#49: San Gabriel Mission Playhouse (San Gabriel)
A 1927 theater built to house a play about the CA missions. Now it’s haunted!
Added to the National Register of Historic Places on July 22, 2019
Eight years ago my dad had a bad accident and ended up in a rehabilitation center in the San Gabriel Mission District. I remember driving through the area to visit him, past all the Spanish revival buildings and adobe-style structures crammed into the area. By far the most beautiful – lovelier than the San Gabriel Mission Arcángel itself (see #43) – was the Mission Playhouse. “Someday, I’ll come back here,” I thought. Last month’s #greatLAwalk finally afforded me a reason to return.
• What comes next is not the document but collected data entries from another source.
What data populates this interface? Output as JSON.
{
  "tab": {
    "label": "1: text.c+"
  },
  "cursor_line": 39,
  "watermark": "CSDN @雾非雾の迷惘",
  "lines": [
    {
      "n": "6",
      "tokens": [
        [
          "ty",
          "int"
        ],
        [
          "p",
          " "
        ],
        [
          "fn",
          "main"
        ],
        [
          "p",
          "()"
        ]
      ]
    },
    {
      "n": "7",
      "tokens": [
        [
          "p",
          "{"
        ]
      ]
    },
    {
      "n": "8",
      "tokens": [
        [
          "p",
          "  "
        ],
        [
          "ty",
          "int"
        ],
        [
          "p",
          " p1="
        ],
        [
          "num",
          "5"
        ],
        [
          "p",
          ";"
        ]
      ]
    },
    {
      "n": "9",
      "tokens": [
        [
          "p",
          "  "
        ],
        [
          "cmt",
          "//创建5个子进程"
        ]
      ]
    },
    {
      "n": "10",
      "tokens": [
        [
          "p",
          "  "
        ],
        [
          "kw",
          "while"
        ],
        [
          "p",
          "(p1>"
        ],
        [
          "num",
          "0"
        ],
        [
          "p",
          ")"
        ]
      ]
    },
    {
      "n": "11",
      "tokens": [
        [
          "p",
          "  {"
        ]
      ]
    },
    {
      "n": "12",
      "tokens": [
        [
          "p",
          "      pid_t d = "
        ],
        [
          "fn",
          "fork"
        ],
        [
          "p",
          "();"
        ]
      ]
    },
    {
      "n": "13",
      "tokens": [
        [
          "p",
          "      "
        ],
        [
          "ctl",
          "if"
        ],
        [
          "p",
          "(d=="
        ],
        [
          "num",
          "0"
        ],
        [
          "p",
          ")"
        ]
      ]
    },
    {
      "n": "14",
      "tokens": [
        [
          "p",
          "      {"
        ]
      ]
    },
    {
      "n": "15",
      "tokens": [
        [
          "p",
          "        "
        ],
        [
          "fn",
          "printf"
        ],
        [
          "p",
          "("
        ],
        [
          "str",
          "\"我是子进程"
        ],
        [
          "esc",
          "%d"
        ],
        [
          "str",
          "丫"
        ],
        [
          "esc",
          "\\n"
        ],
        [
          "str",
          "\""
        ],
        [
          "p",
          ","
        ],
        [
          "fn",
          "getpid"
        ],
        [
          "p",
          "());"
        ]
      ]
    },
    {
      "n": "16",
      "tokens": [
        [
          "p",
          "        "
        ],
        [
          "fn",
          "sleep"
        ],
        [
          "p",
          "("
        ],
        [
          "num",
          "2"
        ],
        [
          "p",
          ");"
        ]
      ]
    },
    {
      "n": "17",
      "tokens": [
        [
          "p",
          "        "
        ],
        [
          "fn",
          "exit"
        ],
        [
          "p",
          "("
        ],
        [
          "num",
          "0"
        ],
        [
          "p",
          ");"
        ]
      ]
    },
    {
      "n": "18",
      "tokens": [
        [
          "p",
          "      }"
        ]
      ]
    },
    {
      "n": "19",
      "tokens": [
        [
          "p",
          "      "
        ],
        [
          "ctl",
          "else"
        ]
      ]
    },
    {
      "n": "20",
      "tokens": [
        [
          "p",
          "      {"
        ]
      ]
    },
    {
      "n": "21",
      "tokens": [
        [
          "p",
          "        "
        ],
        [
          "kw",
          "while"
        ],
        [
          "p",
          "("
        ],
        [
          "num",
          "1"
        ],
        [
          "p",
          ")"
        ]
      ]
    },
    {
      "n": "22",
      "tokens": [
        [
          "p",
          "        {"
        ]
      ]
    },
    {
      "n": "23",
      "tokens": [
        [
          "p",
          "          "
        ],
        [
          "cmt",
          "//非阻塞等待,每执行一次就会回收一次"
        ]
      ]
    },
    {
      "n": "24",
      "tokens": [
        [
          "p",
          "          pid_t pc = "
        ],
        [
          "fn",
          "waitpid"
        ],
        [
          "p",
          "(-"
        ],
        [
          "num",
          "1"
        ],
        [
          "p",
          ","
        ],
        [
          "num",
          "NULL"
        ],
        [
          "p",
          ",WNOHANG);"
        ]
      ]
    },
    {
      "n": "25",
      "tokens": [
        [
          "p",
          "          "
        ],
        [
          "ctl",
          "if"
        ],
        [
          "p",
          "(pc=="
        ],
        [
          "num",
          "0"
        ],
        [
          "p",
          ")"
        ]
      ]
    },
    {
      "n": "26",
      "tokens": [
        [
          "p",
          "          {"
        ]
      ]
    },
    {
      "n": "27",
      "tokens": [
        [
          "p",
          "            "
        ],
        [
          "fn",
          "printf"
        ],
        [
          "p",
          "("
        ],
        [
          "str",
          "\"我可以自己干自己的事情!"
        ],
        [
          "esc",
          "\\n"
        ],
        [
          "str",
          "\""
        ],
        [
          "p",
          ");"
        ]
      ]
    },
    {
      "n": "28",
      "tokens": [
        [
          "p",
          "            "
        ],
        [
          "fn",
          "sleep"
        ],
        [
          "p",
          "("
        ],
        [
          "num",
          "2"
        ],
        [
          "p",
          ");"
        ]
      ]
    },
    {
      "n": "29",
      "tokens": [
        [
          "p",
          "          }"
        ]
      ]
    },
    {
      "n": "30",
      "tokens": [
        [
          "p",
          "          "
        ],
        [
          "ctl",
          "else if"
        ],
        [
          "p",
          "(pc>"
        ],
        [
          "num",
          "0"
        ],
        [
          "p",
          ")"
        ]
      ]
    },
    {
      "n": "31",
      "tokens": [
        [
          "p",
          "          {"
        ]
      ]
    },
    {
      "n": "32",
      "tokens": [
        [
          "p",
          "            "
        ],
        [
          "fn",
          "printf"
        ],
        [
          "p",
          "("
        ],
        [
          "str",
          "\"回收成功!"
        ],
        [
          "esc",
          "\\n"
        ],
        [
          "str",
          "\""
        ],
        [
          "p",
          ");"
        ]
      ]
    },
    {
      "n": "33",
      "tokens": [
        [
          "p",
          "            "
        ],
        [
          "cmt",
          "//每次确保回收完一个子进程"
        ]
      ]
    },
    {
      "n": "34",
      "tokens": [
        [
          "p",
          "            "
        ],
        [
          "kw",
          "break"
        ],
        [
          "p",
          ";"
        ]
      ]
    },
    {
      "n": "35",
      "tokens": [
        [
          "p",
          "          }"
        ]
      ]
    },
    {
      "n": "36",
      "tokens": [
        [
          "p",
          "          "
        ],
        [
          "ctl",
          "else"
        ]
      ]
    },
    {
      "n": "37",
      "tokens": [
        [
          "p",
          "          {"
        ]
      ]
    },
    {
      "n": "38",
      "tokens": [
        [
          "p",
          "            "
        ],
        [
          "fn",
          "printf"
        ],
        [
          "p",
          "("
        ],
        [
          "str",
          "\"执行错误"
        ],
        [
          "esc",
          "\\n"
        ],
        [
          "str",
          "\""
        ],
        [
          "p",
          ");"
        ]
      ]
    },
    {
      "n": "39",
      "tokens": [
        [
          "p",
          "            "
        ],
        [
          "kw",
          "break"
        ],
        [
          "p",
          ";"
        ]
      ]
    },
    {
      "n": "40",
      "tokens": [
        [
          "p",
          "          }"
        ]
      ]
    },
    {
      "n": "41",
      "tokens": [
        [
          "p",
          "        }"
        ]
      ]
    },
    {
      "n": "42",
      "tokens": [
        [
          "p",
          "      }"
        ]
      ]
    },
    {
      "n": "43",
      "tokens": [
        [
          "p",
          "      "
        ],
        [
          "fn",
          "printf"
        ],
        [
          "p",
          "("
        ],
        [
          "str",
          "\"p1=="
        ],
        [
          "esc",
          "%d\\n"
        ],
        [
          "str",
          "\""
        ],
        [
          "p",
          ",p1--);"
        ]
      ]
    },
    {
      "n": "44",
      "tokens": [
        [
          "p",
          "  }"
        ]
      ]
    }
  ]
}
The Playhouse was completed in 1927 as a staging ground for The Mission Play, a three-hour epic recounting the history of the California missions. Its author? One John S. McGroarty, a journalist, poet and politician with lots of resources and some deep-pocketed friends.
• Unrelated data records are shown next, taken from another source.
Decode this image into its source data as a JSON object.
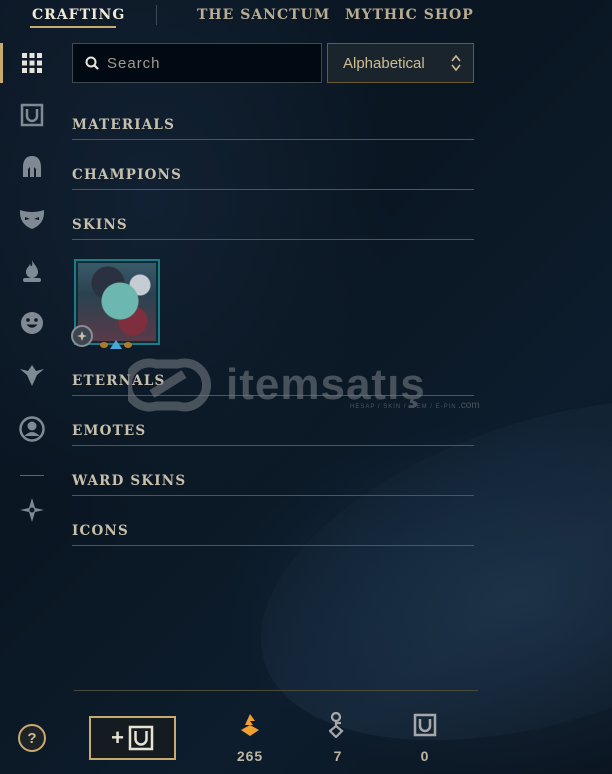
{
  "topnav": {
    "tabs": [
      {
        "label": "CRAFTING",
        "active": true
      },
      {
        "label": "THE SANCTUM",
        "active": false
      },
      {
        "label": "MYTHIC SHOP",
        "active": false
      }
    ]
  },
  "sidebar": {
    "items": [
      {
        "icon": "grid-icon",
        "active": true
      },
      {
        "icon": "chest-icon"
      },
      {
        "icon": "helmet-icon"
      },
      {
        "icon": "mask-icon"
      },
      {
        "icon": "flame-icon"
      },
      {
        "icon": "emote-face-icon"
      },
      {
        "icon": "ward-icon"
      },
      {
        "icon": "profile-icon"
      },
      {
        "icon": "compass-icon"
      }
    ]
  },
  "search": {
    "placeholder": "Search",
    "value": ""
  },
  "sort": {
    "selected": "Alphabetical"
  },
  "categories": [
    {
      "label": "MATERIALS"
    },
    {
      "label": "CHAMPIONS"
    },
    {
      "label": "SKINS"
    },
    {
      "label": "ETERNALS"
    },
    {
      "label": "EMOTES"
    },
    {
      "label": "WARD SKINS"
    },
    {
      "label": "ICONS"
    }
  ],
  "watermark": {
    "text": "itemsatış",
    "subtext": "HESAP / SKIN / ITEM / E-PIN",
    "suffix": ".com"
  },
  "bottom": {
    "help_label": "?",
    "currencies": [
      {
        "icon": "orange-essence-icon",
        "value": "265",
        "color": "#f0a030"
      },
      {
        "icon": "key-icon",
        "value": "7",
        "color": "#a8a8a8"
      },
      {
        "icon": "chest-icon",
        "value": "0",
        "color": "#a8a8a8"
      }
    ]
  },
  "colors": {
    "accent_gold": "#c8aa6e",
    "background": "#0a1420"
  }
}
At the time of the Playhouse’s construction, The Mission Play had been playing for over a decade across from the San Gabriel Mission itself. (check out the photo below of a Mission Play-themed float at the 1922 Rose Parade). It kept going strong at its new home for an impressive 3,198 performances. But in late 1932, the Great Depression (and a failed attempt to bring it to Broadway) shuttered the show.
Thankfully the building found new life as a movie theater; the dressing rooms were later turned into apartments to help with the WWII housing shortage. After the city of San Gabriel took it over in 1945, it became a theater for all sorts of entertainment, from B.B. King to Tony Bennett, Ricardo Montalban to Florence Henderson.
Designed by Arthur Burnett Benton to echo McGroarty’s favorite mission, San Antonio de Padua in Monterey, the Playhouse has one of those quintessential Mission Revival facades, complete with a stately belltower, tasteful tiling and just enough ornate detail to glorify the Creator, but not so much to offend anyone’s sensibilities. It resemble an actual Mission that hasn’t undergone 250 years of wear and tear. It really is something.
Next time I visit, I’ll go inside and check out the tapestries (from the King of Spain!) and custom-carved ceiling and 95-year-old Wurlitzer. Maybe I’ll even spot the ghost of “Uncle John” McGroarty, rumored to haunt the theater.